Powieść zabiera czytelnika także w liczne podróże: po Krakowie, gdzie oczywiście zaglądamy na urokliwy rynek i wstępujemy do kilku kościołów (w tym Kościoła Mariackiego) i na Wawel. W międzyczasie odwiedzamy Gdańsk, cieszymy się niezaprzeczalnym pięknem polskiego wybrzeża, korzystamy ze spacerów po starówce i poznajemy historię tego miasta. Na sam koniec powieści Elżbieta Bielawska zabiera czytelnika do włoskiego Bardolino, gdzie w eremie kamedułów rzuca światło na intrygę związaną z relikwiarzem, by wreszcie połączyć wszystkie wątki opowieści.

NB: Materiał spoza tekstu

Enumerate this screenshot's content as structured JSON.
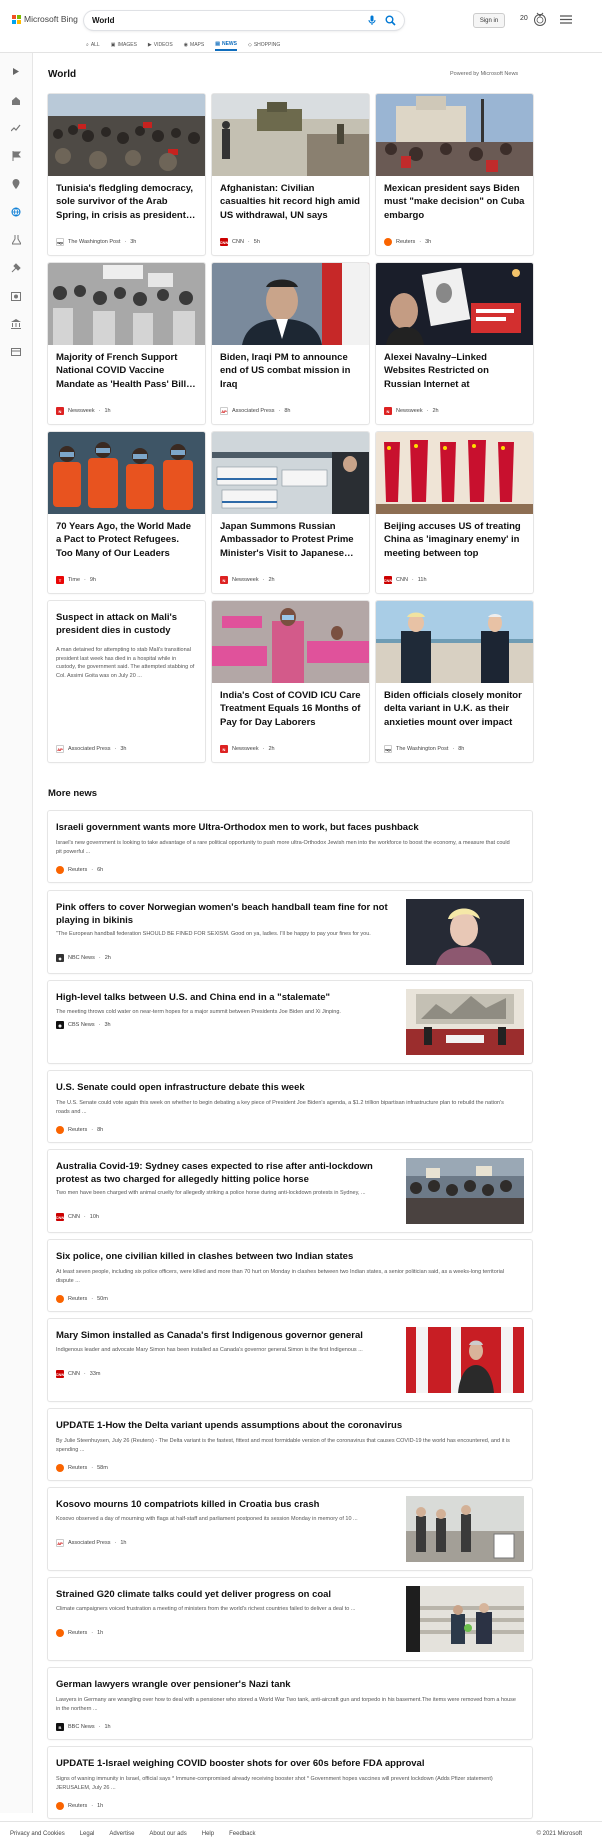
{
  "header": {
    "brand": "Microsoft Bing",
    "query": "World",
    "signin": "Sign in",
    "points": "20"
  },
  "tabs": [
    "ALL",
    "IMAGES",
    "VIDEOS",
    "MAPS",
    "NEWS",
    "SHOPPING"
  ],
  "heading": "World",
  "powered": "Powered by Microsoft News",
  "cards": [
    {
      "title": "Tunisia's fledgling democracy, sole survivor of the Arab Spring, in crisis as president…",
      "source": "The Washington Post",
      "time": "3h",
      "logo": "wp"
    },
    {
      "title": "Afghanistan: Civilian casualties hit record high amid US withdrawal, UN says",
      "source": "CNN",
      "time": "5h",
      "logo": "cnn"
    },
    {
      "title": "Mexican president says Biden must \"make decision\" on Cuba embargo",
      "source": "Reuters",
      "time": "3h",
      "logo": "reuters"
    },
    {
      "title": "Majority of French Support National COVID Vaccine Mandate as 'Health Pass' Bill…",
      "source": "Newsweek",
      "time": "1h",
      "logo": "nw"
    },
    {
      "title": "Biden, Iraqi PM to announce end of US combat mission in Iraq",
      "source": "Associated Press",
      "time": "8h",
      "logo": "ap"
    },
    {
      "title": "Alexei Navalny–Linked Websites Restricted on Russian Internet at Government's…",
      "source": "Newsweek",
      "time": "2h",
      "logo": "nw"
    },
    {
      "title": "70 Years Ago, the World Made a Pact to Protect Refugees. Too Many of Our Leaders Are…",
      "source": "Time",
      "time": "9h",
      "logo": "time"
    },
    {
      "title": "Japan Summons Russian Ambassador to Protest Prime Minister's Visit to Japanese…",
      "source": "Newsweek",
      "time": "2h",
      "logo": "nw"
    },
    {
      "title": "Beijing accuses US of treating China as 'imaginary enemy' in meeting between top diplomats",
      "source": "CNN",
      "time": "11h",
      "logo": "cnn"
    },
    {
      "title": "Suspect in attack on Mali's president dies in custody",
      "text": "A man detained for attempting to stab Mali's transitional president last week has died in a hospital while in custody, the government said. The attempted stabbing of Col. Assimi Goita was on July 20 ...",
      "source": "Associated Press",
      "time": "3h",
      "logo": "ap"
    },
    {
      "title": "India's Cost of COVID ICU Care Treatment Equals 16 Months of Pay for Day Laborers",
      "source": "Newsweek",
      "time": "2h",
      "logo": "nw"
    },
    {
      "title": "Biden officials closely monitor delta variant in U.K. as their anxieties mount over impact t…",
      "source": "The Washington Post",
      "time": "8h",
      "logo": "wp"
    }
  ],
  "more_heading": "More news",
  "news": [
    {
      "title": "Israeli government wants more Ultra-Orthodox men to work, but faces pushback",
      "desc": "Israel's new government is looking to take advantage of a rare political opportunity to push more ultra-Orthodox Jewish men into the workforce to boost the economy, a measure that could pit powerful ...",
      "source": "Reuters",
      "time": "6h",
      "logo": "reuters"
    },
    {
      "title": "Pink offers to cover Norwegian women's beach handball team fine for not playing in bikinis",
      "desc": "\"The European handball federation SHOULD BE FINED FOR SEXISM. Good on ya, ladies. I'll be happy to pay your fines for you.",
      "source": "NBC News",
      "time": "2h",
      "logo": "nbc"
    },
    {
      "title": "High-level talks between U.S. and China end in a \"stalemate\"",
      "desc": "The meeting throws cold water on near-term hopes for a major summit between Presidents Joe Biden and Xi Jinping.",
      "source": "CBS News",
      "time": "3h",
      "logo": "cbs"
    },
    {
      "title": "U.S. Senate could open infrastructure debate this week",
      "desc": "The U.S. Senate could vote again this week on whether to begin debating a key piece of President Joe Biden's agenda, a $1.2 trillion bipartisan infrastructure plan to rebuild the nation's roads and ...",
      "source": "Reuters",
      "time": "8h",
      "logo": "reuters"
    },
    {
      "title": "Australia Covid-19: Sydney cases expected to rise after anti-lockdown protest as two charged for allegedly hitting police horse",
      "desc": "Two men have been charged with animal cruelty for allegedly striking a police horse during anti-lockdown protests in Sydney, ...",
      "source": "CNN",
      "time": "10h",
      "logo": "cnn"
    },
    {
      "title": "Six police, one civilian killed in clashes between two Indian states",
      "desc": "At least seven people, including six police officers, were killed and more than 70 hurt on Monday in clashes between two Indian states, a senior politician said, as a weeks-long territorial dispute ...",
      "source": "Reuters",
      "time": "50m",
      "logo": "reuters"
    },
    {
      "title": "Mary Simon installed as Canada's first Indigenous governor general",
      "desc": "Indigenous leader and advocate Mary Simon has been installed as Canada's governor general.Simon is the first Indigenous ...",
      "source": "CNN",
      "time": "33m",
      "logo": "cnn"
    },
    {
      "title": "UPDATE 1-How the Delta variant upends assumptions about the coronavirus",
      "desc": "By Julie Steenhuysen, July 26 (Reuters) - The Delta variant is the fastest, fittest and most formidable version of the coronavirus that causes COVID-19 the world has encountered, and it is spending ...",
      "source": "Reuters",
      "time": "58m",
      "logo": "reuters"
    },
    {
      "title": "Kosovo mourns 10 compatriots killed in Croatia bus crash",
      "desc": "Kosovo observed a day of mourning with flags at half-staff and parliament postponed its session Monday in memory of 10 ...",
      "source": "Associated Press",
      "time": "1h",
      "logo": "ap"
    },
    {
      "title": "Strained G20 climate talks could yet deliver progress on coal",
      "desc": "Climate campaigners voiced frustration a meeting of ministers from the world's richest countries failed to deliver a deal to ...",
      "source": "Reuters",
      "time": "1h",
      "logo": "reuters"
    },
    {
      "title": "German lawyers wrangle over pensioner's Nazi tank",
      "desc": "Lawyers in Germany are wrangling over how to deal with a pensioner who stored a World War Two tank, anti-aircraft gun and torpedo in his basement.The items were removed from a house in the northern ...",
      "source": "BBC News",
      "time": "1h",
      "logo": "bbc"
    },
    {
      "title": "UPDATE 1-Israel weighing COVID booster shots for over 60s before FDA approval",
      "desc": "Signs of waning immunity in Israel, official says * Immune-compromised already receiving booster shot * Government hopes vaccines will prevent lockdown (Adds Pfizer statement) JERUSALEM, July 26 ...",
      "source": "Reuters",
      "time": "1h",
      "logo": "reuters"
    }
  ],
  "footer": {
    "links": [
      "Privacy and Cookies",
      "Legal",
      "Advertise",
      "About our ads",
      "Help",
      "Feedback"
    ],
    "copyright": "© 2021 Microsoft"
  }
}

Relikwiarz to z jednej strony szalona powieść kryminalno-przygodowa, z drugiej zaś historia miłosno-obyczajowa. To połączenie sprawdza się dobrze, bowiem wątki uczuciowe hamują trochę pędzącą na złamanie karku akcję i dają czytelnikowi przynajmniej chwilę wytchnienia. Autorka nie przedłuża jednak chwil spokoju i już po kilku-kilkunastu stronach znowu przyspiesza tempo wydarzeń. Liczne zwroty akcji, dynamiczny rozwój wypadków i nietuzinkowa główna bohaterka sprawiają, że książka intryguje. Elżbieta Bielawska swoim debiutem udowodniła, że nie brakuje jej pomysłów. Jej powieść przypomina zrealizowany z dużym rozmachem film akcji.